東急不動産が米国の不動産投資をさらなる次元へ
東京都に本社を置く東急不動産株式会社は、強力な成長戦略をもって米国市場における不動産投資を加速させています。特に、現地子会社であるTokyu Land US Corporation(TLUS)を通じて、賃貸住宅や物流施設に対する優先出資等の形での投資を積極的に展開していることが明らかになりました。
優先出資等の投資実績
近年、さまざまなプロジェクトにおいて優先出資を含む累計投資が21件、約3億2,000万ドル(約510億円)に到達したとのことです。これは、東急不動産が2017年から開始した米国不動産への優先出資の取り組みが、この短期間で大きな成功を収めた証です。現在は、全米主要都市を中心に活発な賃貸住宅開発や稼働中の物流施設への投資が進み、既に投資回収を完了したプロジェクトも含まれています。
投資戦略の具体化
今後も、東急不動産は現地パートナーとの連携や日系企業との共同事業を強化し、普通出資に基づくキャピタルゲインの獲得を目指すと同時に、安定した収益確保を試みる方針を示しています。この方針に基づき、ポートフォリオの多様化を図りつつ、持続可能な収益基盤の強化を進めていく意向です。
投資案件の拡大地域
東急不動産による優先出資等の投資案件は、九つの都市において21件となっており、これには売却済の案件も含まれています。なお、優先出資等の概念にはメザニン投資や劣後ローン投資も含まれ、投資額には開発を前提としたコミットメント額が反映されているということです。

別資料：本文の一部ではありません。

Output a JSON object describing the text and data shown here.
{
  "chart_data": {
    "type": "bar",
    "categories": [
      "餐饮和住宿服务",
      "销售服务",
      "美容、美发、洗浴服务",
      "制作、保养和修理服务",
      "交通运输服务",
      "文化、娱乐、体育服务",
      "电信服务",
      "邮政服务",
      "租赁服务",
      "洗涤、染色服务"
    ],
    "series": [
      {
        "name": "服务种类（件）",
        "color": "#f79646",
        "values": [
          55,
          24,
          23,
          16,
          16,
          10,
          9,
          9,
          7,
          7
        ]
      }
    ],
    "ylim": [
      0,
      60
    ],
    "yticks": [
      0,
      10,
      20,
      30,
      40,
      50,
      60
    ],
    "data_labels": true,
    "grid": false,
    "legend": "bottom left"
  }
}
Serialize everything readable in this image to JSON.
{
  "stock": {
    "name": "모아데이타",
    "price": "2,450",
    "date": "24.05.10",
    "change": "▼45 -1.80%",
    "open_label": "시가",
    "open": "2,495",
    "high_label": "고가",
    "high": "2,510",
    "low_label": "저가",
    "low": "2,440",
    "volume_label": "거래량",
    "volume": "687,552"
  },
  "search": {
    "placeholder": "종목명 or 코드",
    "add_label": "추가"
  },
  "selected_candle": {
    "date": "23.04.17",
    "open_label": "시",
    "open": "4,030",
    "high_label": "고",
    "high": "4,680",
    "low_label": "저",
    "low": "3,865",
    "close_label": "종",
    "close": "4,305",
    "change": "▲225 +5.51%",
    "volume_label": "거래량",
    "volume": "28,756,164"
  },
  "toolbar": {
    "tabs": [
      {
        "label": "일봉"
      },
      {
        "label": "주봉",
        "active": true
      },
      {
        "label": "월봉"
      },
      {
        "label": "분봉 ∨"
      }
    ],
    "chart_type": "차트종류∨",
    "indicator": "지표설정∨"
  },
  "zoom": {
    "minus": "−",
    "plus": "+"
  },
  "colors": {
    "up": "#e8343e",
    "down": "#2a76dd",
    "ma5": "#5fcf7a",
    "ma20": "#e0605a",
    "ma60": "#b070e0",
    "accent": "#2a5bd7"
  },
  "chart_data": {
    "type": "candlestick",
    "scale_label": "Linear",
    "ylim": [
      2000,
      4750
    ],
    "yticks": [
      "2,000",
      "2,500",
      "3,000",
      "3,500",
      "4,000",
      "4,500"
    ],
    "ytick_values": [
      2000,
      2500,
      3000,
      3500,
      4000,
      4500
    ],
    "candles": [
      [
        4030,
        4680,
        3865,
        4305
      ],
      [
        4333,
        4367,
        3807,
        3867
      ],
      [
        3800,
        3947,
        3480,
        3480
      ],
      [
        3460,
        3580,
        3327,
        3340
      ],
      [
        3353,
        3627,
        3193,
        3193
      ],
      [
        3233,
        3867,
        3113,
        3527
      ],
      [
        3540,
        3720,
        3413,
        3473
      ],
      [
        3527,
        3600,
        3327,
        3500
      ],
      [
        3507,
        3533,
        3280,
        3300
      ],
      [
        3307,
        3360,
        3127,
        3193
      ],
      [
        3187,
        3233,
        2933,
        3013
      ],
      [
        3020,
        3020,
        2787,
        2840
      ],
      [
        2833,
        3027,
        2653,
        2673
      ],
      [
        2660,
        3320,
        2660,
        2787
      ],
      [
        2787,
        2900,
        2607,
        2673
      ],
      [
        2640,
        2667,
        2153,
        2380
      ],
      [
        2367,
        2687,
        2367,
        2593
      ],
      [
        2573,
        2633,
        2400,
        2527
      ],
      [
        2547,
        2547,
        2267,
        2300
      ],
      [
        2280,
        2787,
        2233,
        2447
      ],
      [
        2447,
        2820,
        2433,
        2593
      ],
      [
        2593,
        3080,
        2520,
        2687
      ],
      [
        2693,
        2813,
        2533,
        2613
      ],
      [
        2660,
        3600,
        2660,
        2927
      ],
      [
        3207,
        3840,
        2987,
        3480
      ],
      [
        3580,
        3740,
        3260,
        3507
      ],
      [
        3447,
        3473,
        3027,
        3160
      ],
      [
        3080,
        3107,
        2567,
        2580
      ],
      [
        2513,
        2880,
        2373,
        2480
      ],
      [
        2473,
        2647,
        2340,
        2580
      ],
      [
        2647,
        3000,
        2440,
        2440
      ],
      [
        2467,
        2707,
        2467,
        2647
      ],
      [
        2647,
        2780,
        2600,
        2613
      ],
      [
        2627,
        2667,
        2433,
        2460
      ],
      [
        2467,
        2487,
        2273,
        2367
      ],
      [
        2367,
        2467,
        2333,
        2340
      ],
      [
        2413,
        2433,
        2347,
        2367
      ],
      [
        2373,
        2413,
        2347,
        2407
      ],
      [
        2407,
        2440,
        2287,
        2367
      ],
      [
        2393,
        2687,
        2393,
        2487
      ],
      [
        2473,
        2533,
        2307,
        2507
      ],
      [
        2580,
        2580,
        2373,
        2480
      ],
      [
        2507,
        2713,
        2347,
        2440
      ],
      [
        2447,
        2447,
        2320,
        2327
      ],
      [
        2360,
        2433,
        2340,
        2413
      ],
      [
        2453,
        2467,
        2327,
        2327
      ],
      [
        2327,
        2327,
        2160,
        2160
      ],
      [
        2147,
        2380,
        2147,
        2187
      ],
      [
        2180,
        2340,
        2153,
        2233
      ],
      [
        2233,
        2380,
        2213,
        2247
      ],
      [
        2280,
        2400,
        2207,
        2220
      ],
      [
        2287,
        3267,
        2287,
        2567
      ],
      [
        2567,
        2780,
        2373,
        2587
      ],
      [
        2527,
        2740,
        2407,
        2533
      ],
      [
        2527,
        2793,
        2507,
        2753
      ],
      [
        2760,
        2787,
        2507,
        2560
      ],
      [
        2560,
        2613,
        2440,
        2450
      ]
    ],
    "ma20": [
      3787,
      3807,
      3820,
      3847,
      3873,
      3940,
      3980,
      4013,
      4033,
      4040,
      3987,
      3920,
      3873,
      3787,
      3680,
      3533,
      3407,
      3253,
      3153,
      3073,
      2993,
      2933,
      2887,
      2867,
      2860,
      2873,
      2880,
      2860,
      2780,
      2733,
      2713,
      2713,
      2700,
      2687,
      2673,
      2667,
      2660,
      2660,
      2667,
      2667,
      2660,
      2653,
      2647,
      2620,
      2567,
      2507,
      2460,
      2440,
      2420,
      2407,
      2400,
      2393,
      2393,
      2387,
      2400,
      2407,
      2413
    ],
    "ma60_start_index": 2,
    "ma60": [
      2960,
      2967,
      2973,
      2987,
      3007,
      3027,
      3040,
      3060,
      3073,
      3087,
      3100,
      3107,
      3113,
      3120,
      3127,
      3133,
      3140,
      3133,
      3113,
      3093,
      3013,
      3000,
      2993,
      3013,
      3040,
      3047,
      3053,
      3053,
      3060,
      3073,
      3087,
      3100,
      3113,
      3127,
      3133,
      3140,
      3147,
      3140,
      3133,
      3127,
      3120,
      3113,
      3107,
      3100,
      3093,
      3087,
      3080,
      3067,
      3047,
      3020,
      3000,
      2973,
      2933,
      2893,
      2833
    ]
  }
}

Tokyu Land US Corporationの役割
2012年に設立されたTLUSは、ロサンゼルスとニューヨークに拠点を持ち、40名以上の職員が在籍。特にニューヨークの「425 Park Avenue」の再開発プロジェクトをはじめとした多様な投資活動により、全米各地で約14,000戸以上の賃貸住宅に対する投資実績があります。現在、彼らが管理する不動産ポートフォリオの総資産額は30億ドルを超えており、今後さらなる成長が見込まれます。
東急不動産の国際戦略
東急不動産は海外事業の拡大にも注力しており、米国だけでなくアジア諸国でも事業を展開しています。1973年にグアムでの宅地造成からスタートし、現在米国およびアジアの9か国で69プロジェクトを手掛けているとのことです。特にアジア市場では、自社の開発ノウハウを生かした住宅開発を通じて地域社会に貢献し、近年は中国やタイ、ベトナム、インドなどの成長市場にも目を向けています。
このような多角的アプローチにより、東急不動産は国際的な競争力を高め、長期的な収益性を確保することを目指しています。